2. Was macht es mit euch als Familie – im Alltag und Emotional?

Natürlich herrscht große Unsicherheit wegen der ganzen Situation – denn wenn du als Selbständiger nicht arbeiten kannst, dann kannst du auch nichts verdienen. Wir denken einfach positiv und versuchen die Lage entspannt zu sehen – denn ändern können wir eh nichts daran. Deswegen geniessen wir es, ungewohnt viel Zeit für einander zu haben. 

3. Inspirationsoptimismus: Was nehmt ihr positives für euch / eure Familienzeit für die Zukunft mit?

Ganz ehrlich? Mir hat diese Zeit jetzt schon gezeigt, dass ich/wir die „richtigen“ Werte und Ziele im Leben haben. Uns ist absolut nicht langweilig, wir müssen uns keine Aktivitäten aus dem Finger ziehen oder umdenken. Von vielen Seiten höre ich, dass sie nicht wissen wohin mit sich und den Kindern. Das kann ich nicht nachvollziehen. Wir haben endlich mehr Zeit für die Dinge, die wir auch sonst immer gemacht haben: Sport, Selbstentwicklung, Förderung unseres Kindes.
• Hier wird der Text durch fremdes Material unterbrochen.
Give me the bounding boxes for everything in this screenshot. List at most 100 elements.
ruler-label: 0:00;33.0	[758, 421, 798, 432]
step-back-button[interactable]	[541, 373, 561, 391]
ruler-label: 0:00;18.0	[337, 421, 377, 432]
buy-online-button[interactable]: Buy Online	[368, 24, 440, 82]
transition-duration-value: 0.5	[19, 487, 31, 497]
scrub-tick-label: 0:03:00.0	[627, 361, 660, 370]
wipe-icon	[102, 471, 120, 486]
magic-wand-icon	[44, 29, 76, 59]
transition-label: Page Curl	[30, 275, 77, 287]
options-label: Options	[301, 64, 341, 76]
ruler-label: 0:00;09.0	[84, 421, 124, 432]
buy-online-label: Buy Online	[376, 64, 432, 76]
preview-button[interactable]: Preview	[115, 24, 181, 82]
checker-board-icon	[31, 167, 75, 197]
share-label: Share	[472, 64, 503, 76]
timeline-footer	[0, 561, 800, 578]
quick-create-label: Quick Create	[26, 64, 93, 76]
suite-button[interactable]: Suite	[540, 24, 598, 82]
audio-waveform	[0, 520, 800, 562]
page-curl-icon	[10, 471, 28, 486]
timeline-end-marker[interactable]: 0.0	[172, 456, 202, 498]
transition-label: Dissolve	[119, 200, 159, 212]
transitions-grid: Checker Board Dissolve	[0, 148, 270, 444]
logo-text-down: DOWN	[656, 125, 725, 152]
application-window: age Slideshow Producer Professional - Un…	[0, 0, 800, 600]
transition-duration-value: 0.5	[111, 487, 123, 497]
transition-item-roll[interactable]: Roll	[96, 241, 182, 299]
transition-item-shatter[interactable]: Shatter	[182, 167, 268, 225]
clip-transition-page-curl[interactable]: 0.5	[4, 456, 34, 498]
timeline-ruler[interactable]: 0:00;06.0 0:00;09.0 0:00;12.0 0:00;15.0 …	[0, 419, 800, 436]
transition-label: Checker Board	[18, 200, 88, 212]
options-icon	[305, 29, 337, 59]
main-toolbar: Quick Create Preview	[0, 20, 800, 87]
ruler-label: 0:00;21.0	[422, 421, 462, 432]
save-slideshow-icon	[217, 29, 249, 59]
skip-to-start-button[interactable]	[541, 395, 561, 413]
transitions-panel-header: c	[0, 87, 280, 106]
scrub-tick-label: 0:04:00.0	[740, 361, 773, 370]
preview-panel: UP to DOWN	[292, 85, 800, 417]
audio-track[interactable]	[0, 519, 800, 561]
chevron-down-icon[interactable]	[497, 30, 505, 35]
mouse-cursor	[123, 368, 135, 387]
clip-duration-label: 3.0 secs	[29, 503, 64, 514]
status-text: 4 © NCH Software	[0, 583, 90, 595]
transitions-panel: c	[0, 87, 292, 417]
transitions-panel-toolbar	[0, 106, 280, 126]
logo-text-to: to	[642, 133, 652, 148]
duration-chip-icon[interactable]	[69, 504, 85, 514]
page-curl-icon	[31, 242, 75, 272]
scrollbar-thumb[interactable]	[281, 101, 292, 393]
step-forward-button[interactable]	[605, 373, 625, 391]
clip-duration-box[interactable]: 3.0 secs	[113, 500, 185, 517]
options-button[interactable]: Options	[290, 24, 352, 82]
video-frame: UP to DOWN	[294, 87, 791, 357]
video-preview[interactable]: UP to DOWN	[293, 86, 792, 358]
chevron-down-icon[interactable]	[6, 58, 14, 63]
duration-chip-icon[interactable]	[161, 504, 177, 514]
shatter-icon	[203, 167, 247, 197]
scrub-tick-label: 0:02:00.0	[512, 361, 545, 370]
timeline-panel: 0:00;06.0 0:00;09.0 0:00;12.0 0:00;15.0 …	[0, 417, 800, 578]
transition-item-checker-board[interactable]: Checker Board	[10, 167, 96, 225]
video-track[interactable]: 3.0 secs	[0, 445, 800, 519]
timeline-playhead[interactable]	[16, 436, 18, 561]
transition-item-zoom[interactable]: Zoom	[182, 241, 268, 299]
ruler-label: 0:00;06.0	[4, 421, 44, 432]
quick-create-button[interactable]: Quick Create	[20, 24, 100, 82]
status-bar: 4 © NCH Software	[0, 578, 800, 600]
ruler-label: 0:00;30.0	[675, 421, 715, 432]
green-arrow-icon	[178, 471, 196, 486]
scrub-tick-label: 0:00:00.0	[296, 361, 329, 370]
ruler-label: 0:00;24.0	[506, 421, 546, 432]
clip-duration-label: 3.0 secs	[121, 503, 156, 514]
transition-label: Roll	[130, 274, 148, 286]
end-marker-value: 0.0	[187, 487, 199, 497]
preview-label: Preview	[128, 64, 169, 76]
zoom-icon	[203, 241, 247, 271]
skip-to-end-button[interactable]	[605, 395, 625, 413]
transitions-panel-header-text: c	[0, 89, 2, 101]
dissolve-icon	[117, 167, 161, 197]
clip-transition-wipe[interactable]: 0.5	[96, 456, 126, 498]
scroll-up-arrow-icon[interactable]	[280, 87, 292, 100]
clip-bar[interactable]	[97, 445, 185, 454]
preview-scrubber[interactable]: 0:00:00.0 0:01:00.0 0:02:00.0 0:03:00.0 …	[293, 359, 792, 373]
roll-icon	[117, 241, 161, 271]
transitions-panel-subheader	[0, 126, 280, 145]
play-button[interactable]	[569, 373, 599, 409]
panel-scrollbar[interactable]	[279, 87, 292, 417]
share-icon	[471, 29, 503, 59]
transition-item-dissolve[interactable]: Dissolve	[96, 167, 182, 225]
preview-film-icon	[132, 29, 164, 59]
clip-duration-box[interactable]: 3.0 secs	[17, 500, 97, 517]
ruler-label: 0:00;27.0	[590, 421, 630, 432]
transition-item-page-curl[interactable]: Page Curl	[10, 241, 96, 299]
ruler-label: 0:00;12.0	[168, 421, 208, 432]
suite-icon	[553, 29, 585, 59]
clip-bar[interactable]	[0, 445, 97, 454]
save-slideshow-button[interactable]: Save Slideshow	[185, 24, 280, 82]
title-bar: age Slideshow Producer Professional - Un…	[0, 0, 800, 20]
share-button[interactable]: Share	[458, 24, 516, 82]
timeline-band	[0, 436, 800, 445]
In der Zukunft werden wir also mit neuen Kräften einfach so weitermachen, wie bisher.

4. Was wirst du nach der Krise noch viel mehr zu schätzen wissen?

Die Möglichkeit zu reisen – wir sind sonst sehr viel unterwegs und es war für uns selbstverständlich sich frei bewegen zu können. Noch ein Grund dankbarer zu sein für alles, was wir haben. 
Die gemeinsame Zeit mit Familie und Freunden – wenn du plötzlich nicht mehr einfach so mit einer Freundin Kaffee trinken gehen kannst, oder spontan die Großeltern besuchen, ist es sehr sehr ungewohnt. Nachdem wieder Normalität eingekehrt ist, wird es definitiv einiges an Nachholbedarf geben. 
Das Glück in einem gut organisierten Staat mit Sicherheitsnetz zu leben. Wir mussten letzte Woche für eine Nacht ins Krankenhaus, da Naomi eine leichte Gehirnerschütterung hatte. Ich war eingestellt auf Chaos wegen Corona. Aber man hat auf der Kinderstation absolut nichts davon mitbekommen (außer der neuen strengen Vorschriften.) Alle waren sehr zuvorkommen, aufmerksam und professionell – als ob es gar keine Ausnahmesituation geben würde. Das ist nicht in jedem Land möglich.